Relawan Pasbata Jokowi Minta Hasto Tak Bikin Gaduh

JAKARTA – Relawan Pasbata Jokowi menanggapi tudingan Sekjen Partai Demokrasi Indonesia Perjuangan (PDIP) Hasto Kristiyanto terhadap Presiden Joko Widodo (Jokowi). Hasto pada Hari Sabtu (17/8/2024) memutar rekaman pendapat Jokowi yang mana dianggap menggunakan penegak hukum untuk melakukan intimidasi.
Ketua Pasbata Jokowi, David Febrian mengajukan permohonan Hasto tidak ada menciptakan gaduh dengan berita hoaks yang tersebut menyudutkan dan juga merusak kredibilitas Presiden Jokowi.
“Saya minta Mas Hasto untuk tidaklah menyebabkan gaduh dengan berita hoaks tersebut, jangan merusak kredibilitas Presiden dengan menggoreng berita yang tersebut bukan benar,” kata David pada keterangannya, Akhir Pekan (18/8/2024).
Menurutnya, apa yang tersebut disampaikan Hasto adalah pidato terbuka Presiden Jokowi pada acara Pembukaan Rapat Kesepahaman Nasional Indonesia Maju eksekutif Pusat kemudian Forkopimda pada November 2019 dalam Sentul, Bogor.
“Rekaman pidato di area tahun 2019 itu mampu kok dilihat di tempat YouTube, yang digunakan mengatakan, akan gebuk orang yang digunakan main-main dengan uang rakyat. Sudahlah, masa jabatan Presiden Jokowi akan selesai, janganlah diserang pribadinya,” ujar David
David menegaskan, Hasto lebih tinggi fokus dengan permasalahan yang mana sedang menimpanya. “Lebih baik Mas Hasto fokus pada urusan yang digunakan sedang menimpanya, ketimbang harus menyerang Presiden,” ujarnya.

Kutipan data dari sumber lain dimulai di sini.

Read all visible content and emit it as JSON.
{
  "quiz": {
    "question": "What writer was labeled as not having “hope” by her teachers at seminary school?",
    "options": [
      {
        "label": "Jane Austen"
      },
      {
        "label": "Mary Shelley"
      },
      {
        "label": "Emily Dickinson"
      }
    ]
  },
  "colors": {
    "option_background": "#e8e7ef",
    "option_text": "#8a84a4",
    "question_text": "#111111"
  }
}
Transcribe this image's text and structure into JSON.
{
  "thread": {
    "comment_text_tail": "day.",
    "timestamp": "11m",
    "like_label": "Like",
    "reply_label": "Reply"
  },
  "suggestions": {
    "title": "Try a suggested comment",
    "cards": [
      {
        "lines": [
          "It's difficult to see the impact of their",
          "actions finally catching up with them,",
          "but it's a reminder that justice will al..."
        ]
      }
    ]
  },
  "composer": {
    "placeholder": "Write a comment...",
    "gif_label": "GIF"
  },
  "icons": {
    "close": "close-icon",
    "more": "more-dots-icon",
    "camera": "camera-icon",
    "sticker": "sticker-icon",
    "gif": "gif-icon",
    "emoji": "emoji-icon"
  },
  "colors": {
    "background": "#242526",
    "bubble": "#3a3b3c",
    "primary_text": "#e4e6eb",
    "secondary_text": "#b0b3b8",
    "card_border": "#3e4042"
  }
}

“Seharusnya kita bangga dengan bapak Presiden kita, bisa jadi dilihat, merinding ketika kita memiliki Istana yang dimaksud dibangun oleh tangan Putra Bangsa ” kata David Febrian.
Untuk diketahui, pada Hari Sabtu (17/8/2024), Hasto memutar rekaman pendapat Jokowi yang dimaksud dianggap menggunakan penegak hukum untuk melakukan. Rekaman yang dimaksud berbunyi, “Kalau masih ada yang tersebut main-main, …. Lewat cara saya. Bisa lewat KPK, bisa. Bisa lewat Polri, bisa jadi lewat Kejaksaan. Akan saya bisikkan saja, ‘Di sana ada yang mana main-main’. Cuma masa saya mau intip sendiri kan enggak mungkin,” katanya.
Belakang diketahui bahwa Jokowi menyampaikan hal itu pada waktu membuka Rakornas Indonesia Maju otoritas Pusat serta Forkopimda di area Sentul International Convention Center, Bogor, Jawa Barat pada 13 November 2019.